Just think of some obscure, dead franchise that still has a cult-following, but little to zero chance of a revival or a series that changed drastically that the newer games look nothing like the older ones (like Ys with the bump combat system).
Another thing you can do is to try to port your games to more obscure platforms like BSD, Plan9, or Haiku. There is probably an untapped market of users who want to play something on there other than TuxRacer. It just like when indies were porting their games to Linux back in the late 2000s and early 2010s. Sadly, this option is if you write your games "from scratch", but luckily SDL pretty much runs on everything so if you just use that than this should be no problem.
@xianc78 At that point you might as well ditch the degree and save money to get your company off the ground.
Be honest: college is a scam especially in cases like computer science where they make you waste money and time on superfluous classes, and the only worthwhile thing you get out of it is maybe you'll get hired somewhere
This is genuinely something I've been struggling with for the last four or five years.

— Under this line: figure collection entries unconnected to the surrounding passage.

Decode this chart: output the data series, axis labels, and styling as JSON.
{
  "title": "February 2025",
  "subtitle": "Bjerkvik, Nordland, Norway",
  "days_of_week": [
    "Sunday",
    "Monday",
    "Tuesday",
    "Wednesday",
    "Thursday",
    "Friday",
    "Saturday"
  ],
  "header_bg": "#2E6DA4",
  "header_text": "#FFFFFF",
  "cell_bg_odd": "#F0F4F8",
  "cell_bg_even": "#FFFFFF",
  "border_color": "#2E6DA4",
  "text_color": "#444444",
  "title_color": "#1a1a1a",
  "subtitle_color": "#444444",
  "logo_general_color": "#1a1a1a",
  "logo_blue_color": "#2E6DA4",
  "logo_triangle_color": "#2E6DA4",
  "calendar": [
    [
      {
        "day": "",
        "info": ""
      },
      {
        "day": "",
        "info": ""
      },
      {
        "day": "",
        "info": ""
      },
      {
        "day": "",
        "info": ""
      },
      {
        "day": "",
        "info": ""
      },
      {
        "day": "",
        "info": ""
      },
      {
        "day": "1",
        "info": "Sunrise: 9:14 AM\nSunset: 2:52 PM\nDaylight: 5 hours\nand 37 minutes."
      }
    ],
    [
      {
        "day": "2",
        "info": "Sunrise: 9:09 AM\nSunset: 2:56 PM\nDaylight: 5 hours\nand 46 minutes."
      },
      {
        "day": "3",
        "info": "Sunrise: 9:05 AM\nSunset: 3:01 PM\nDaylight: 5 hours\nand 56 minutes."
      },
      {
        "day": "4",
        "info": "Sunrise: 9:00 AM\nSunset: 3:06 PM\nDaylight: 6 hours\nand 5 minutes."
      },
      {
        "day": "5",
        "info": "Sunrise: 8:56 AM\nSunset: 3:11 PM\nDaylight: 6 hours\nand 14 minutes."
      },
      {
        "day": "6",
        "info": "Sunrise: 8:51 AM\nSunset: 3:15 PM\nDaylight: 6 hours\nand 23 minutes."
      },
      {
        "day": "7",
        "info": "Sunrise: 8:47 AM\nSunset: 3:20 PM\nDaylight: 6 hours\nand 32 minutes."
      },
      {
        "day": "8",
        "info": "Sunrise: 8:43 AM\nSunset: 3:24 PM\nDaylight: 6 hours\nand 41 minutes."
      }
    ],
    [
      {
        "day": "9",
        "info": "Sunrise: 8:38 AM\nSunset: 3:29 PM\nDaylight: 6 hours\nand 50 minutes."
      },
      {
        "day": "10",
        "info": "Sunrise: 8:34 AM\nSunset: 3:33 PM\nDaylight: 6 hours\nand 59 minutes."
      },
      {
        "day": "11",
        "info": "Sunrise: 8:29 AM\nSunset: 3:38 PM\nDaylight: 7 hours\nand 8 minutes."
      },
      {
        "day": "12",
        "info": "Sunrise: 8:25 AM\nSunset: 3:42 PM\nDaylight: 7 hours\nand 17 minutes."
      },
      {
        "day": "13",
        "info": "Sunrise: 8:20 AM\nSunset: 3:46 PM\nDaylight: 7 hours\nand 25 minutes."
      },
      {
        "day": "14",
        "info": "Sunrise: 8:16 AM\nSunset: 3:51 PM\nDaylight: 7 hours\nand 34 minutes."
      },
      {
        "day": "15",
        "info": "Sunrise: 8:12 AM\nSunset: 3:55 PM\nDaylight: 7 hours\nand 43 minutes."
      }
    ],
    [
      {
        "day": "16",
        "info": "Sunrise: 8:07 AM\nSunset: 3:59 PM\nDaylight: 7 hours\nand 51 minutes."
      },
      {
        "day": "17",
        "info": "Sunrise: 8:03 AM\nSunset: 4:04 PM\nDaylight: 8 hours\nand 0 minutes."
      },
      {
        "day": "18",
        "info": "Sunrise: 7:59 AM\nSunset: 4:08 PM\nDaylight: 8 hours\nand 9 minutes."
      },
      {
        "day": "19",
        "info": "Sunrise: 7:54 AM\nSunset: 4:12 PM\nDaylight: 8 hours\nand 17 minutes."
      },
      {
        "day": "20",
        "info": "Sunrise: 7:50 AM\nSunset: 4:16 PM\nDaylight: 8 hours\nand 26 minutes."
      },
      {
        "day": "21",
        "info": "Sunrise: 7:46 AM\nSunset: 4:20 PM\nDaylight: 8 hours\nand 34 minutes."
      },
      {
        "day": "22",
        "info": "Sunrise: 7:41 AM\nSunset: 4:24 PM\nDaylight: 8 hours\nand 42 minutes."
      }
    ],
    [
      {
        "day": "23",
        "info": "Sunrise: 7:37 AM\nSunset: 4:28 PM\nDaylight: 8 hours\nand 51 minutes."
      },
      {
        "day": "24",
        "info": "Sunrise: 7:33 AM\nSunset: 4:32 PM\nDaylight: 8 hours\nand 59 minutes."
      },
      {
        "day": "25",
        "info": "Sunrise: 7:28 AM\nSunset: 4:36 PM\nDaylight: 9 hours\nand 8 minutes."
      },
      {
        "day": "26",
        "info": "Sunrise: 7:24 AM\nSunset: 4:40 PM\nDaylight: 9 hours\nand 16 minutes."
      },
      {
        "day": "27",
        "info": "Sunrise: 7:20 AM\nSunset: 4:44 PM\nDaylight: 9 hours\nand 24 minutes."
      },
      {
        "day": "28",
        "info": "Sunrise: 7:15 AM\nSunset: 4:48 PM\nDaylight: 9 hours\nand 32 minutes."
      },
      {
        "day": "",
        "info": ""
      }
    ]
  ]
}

I graduated in 2020 and spent 2 years living with my parents looking for work, which I found at a mindless data entry position only to get laid off 1.5 years later when the company - surprise! - slashed 25% of its workforce to reduce costs.
Meanwhile it seems like indie devs are having a lot of fun (those of them who aren't fags, at least) and they have roughly equivalent or better odds of making it big with some memetic idea.